7.  Will more high-end programs make their way to the cloud?

If the technology behind OnLive and Gaikai actually works, this will have huge ramifications for other applications.  Already, many basic tasks, such as word processing and spreadsheet editing, have made their way to the cloud.  Games are among the most hardware intensive applications that a computer will run, so it is not hard to imagine a floodgate of other applications, such as video editors and animation programs, coming to you via your broadband connection

 

 8.  Will Onlive and Gaikai kill the modding community?

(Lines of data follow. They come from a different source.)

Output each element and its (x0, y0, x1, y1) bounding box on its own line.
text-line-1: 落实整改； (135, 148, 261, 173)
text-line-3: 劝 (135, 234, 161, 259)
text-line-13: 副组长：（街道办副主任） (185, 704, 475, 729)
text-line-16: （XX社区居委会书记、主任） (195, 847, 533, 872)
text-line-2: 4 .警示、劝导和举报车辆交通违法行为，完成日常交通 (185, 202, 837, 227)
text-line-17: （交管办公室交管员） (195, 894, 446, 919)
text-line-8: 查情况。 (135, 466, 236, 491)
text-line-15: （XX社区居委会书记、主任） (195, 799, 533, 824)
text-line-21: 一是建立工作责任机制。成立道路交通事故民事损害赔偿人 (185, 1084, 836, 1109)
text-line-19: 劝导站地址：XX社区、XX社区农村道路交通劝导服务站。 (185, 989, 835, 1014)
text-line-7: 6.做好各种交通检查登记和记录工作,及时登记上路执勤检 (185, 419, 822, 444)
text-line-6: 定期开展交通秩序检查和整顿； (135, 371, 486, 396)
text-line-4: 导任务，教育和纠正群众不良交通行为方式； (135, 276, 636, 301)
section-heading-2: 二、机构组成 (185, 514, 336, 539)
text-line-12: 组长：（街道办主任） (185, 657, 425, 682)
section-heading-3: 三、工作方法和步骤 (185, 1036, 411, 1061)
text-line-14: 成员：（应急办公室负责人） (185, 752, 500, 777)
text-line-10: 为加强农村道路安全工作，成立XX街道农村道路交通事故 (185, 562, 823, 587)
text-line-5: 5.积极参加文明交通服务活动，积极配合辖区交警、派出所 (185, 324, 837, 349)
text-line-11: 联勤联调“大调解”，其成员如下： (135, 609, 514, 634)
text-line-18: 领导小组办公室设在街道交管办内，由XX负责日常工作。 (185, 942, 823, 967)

"Kill" might be too strong a word, as modders will be around forever.  But any hobby needs new lifeblood.  Today, many games come with toolsets that allow users to design levels or otherwise produce content for games, or even modify those games.  Those users often graduate to more advanced modding tasks, such as creating their own 3D assets, and more.  Neverwinter Nights is a great example of this, where several members of the community were hired by Bioware and Obsidian on the strength of their work in the Neverwinter Nights/Neverwinter Nights 2 modding community.  There has been no mention of toolsets in any of the coverage of OnLive and Gaikai.  If gamers are never introduced to modding through a game’s toolset, this could stifle the influx of new blood into the modding community.

 

Are you a gamer?  Will you use these services if they actually work?  What other problems or issues do you see with OnLive and Gaikai?